@uliwitness @stroughtonsmith Thanks for the explanation! 🙏
Sounds a bit overkill for an icon. Why would you want to make it harder to click/open your app? Guess that’s why it doesn’t exist anymore 😅
@stroughtonsmith @uliwitness That makes sense, so by default the full transparent areas didn’t register clicks, but you could manually force it. Not the other way around.
Still a weird choice in the first place, to make transparent areas not registering clicks. At least for an icon.
@stroughtonsmith @alexkaessner @uliwitness macOS *is* doing hit testing automatically, to this day! In icon view in the Finder, try clicking an icon with a fancy shape: the 0-opacity parts are not clickable.
I think that’s pretty much an anti-feature, but it must have been very cool in 2001.

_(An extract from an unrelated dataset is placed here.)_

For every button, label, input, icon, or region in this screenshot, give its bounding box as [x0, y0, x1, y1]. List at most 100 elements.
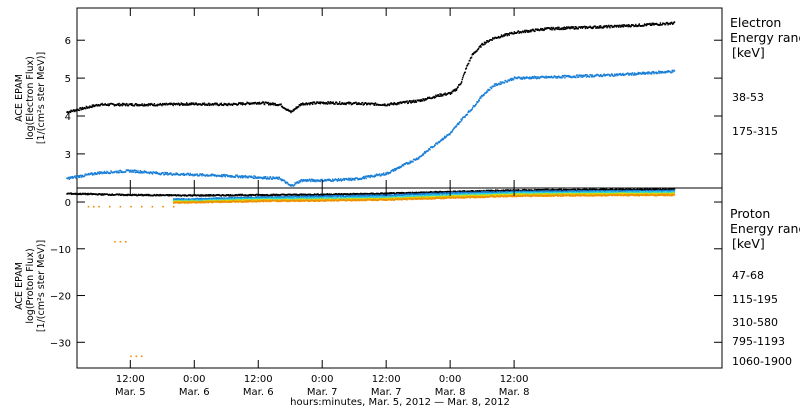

@Cykelero @stroughtonsmith @alexkaessner @uliwitness The hit mask was a cool thing in 1984 with System 1. Those masks also acted as the 1-bit alpha channel of the icon at that time.
I don't think they are a UI mistake. Clicking outside an icon is expected to deselect whatever is currently selected, so if you click somewhere that looks outside an icon it should do that. Perhaps it's silly when there's a hole in the middle, but I think it makes sense for the outer areas to define the shape.
@Cykelero @michelf @stroughtonsmith @uliwitness Oh I see, it indeed still works in Finders icon view. Though, it does ignore the transparent areas for deselect. The auto mask only works for *select* hit testing 👀
The Dock also ignores the transparent areas. Which IMO is a good thing! Would be quite annoying otherwise.
In fact, I don't see a good reason you want that at all. I mean who is stacking icons on top of other interactive elements anyways? 🤔
@Cykelero @stroughtonsmith @alexkaessner @uliwitness It was always "unnecessary" in the sense that there was always enough space around. Unless you manually arrange your icons too close.